Small Curved Sole Spoke Shave
This gidgee curved sole Spoke Shave has a 10mm radius (3/8") and is 235 long x 12mm wide x 12mm high. Weighs 90 grams and has a 19mm wide x 1.2mm thick x 25mm long Tool Steel (TS) blade hardened to Rc 62-64 OR a High Speed Steel (HSS) blade hardened to Rc 62. The HSS is ideal if you plan to reverse the blade to bevel up and use it as a scraper on hard timber.
The plane (when used with the blade bevel down) has a 60 degrees blade pitch for planing and by reversing the blade to (bevel up) it will perform as a scraper for use of hard cranky woods.
Used for shaping and fine finishing of very tight inside curves that you find in Lutherie and furniture making. It can also be used for flats and outside curves or a combination thereof.
This is very much a specialized tool which a lot of people would seldom use but it does what it does superbly - takes very fine precise shavings in small radii . I use it as I imagine most users would for luthier work particularly carving soles and heels on necks. Beautifully made it's a pleasure to own.
Very good a big improvement over my old record spokeshave.
This is my 4th tool from Terry over 20 years (and probably not my last). As usual impeccably designed and made. These are sophisticated tools; so invest the time learning to work with them and they will repay your respect forever.

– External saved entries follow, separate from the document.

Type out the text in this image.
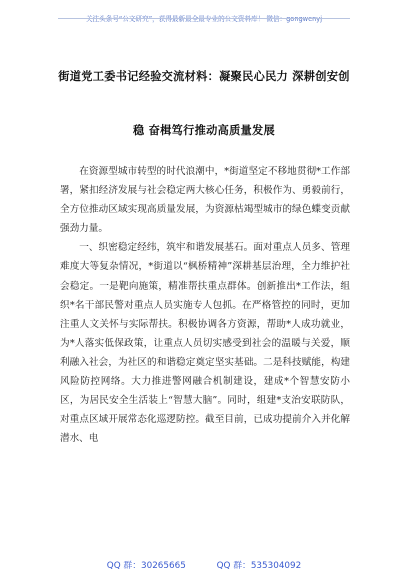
关注头条号“公文研究”，获得最新最全最专业的公文资料库！ 微信：gongwenyj
街道党工委书记经验交流材料：凝聚民心民力 深耕创安创
稳 奋楫笃行推动高质量发展

在资源型城市转型的时代浪潮中，*街道坚定不移地贯彻*工作部署，紧扣经济发展与社会稳定两大核心任务，积极作为、勇毅前行，全方位推动区域实现高质量发展，为资源枯竭型城市的绿色蝶变贡献强劲力量。

一、织密稳定经纬，筑牢和谐发展基石。面对重点人员多、管理难度大等复杂情况，*街道以“枫桥精神”深耕基层治理，全力维护社会稳定。一是靶向施策，精准帮扶重点群体。创新推出*工作法，组织*名干部民警对重点人员实施专人包抓。在严格管控的同时，更加注重人文关怀与实际帮扶。积极协调各方资源，帮助*人成功就业，为*人落实低保政策，让重点人员切实感受到社会的温暖与关爱，顺利融入社会，为社区的和谐稳定奠定坚实基础。二是科技赋能，构建风险防控网络。大力推进警网融合机制建设，建成*个智慧安防小区，为居民安全生活装上“智慧大脑”。同时，组建*支治安联防队，对重点区域开展常态化巡逻防控。截至目前，已成功提前介入并化解潜水、电

QQ 群：30265665	QQ 群：535304092
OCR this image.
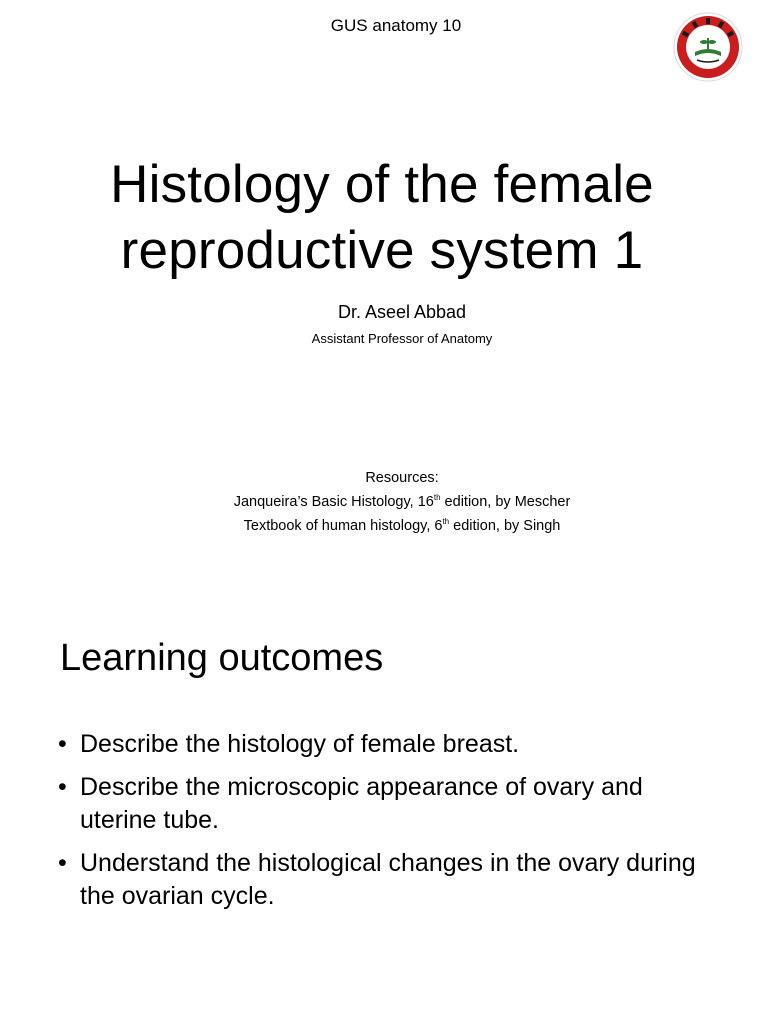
GUS anatomy 10
Histology of the female
reproductive system 1
Dr. Aseel Abbad
Assistant Professor of Anatomy
Resources:
Janqueira’s Basic Histology, 16th edition, by Mescher
Textbook of human histology, 6th edition, by Singh
Learning outcomes
• Describe the histology of female breast.
• Describe the microscopic appearance of ovary and uterine tube.
• Understand the histological changes in the ovary during the ovarian cycle.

beautifully engineered and crafted
The “need” for a good spokeshave started when making new canoe thwarts. I hated sanding after shaping the thwarts with rasps. After the thwarts were finished I bought a HNT Gordon full size curved spokeshave - what a beautiful tool! - great feel, easy to control, and left a wax like finish. But I still had to sand smaller radius curves so I ordered the small spokeshave. The smaller tool leaves a great finish but requires more concentration than its big brother which is heavier and has much larger handles which are much gentler on my arthritic hands. I control the larger spokeshave larger with my wrists While the smaller tool seems to require thumb and fingers to roll it at the end of the stroke. But, I am still learning. It’s a keeper.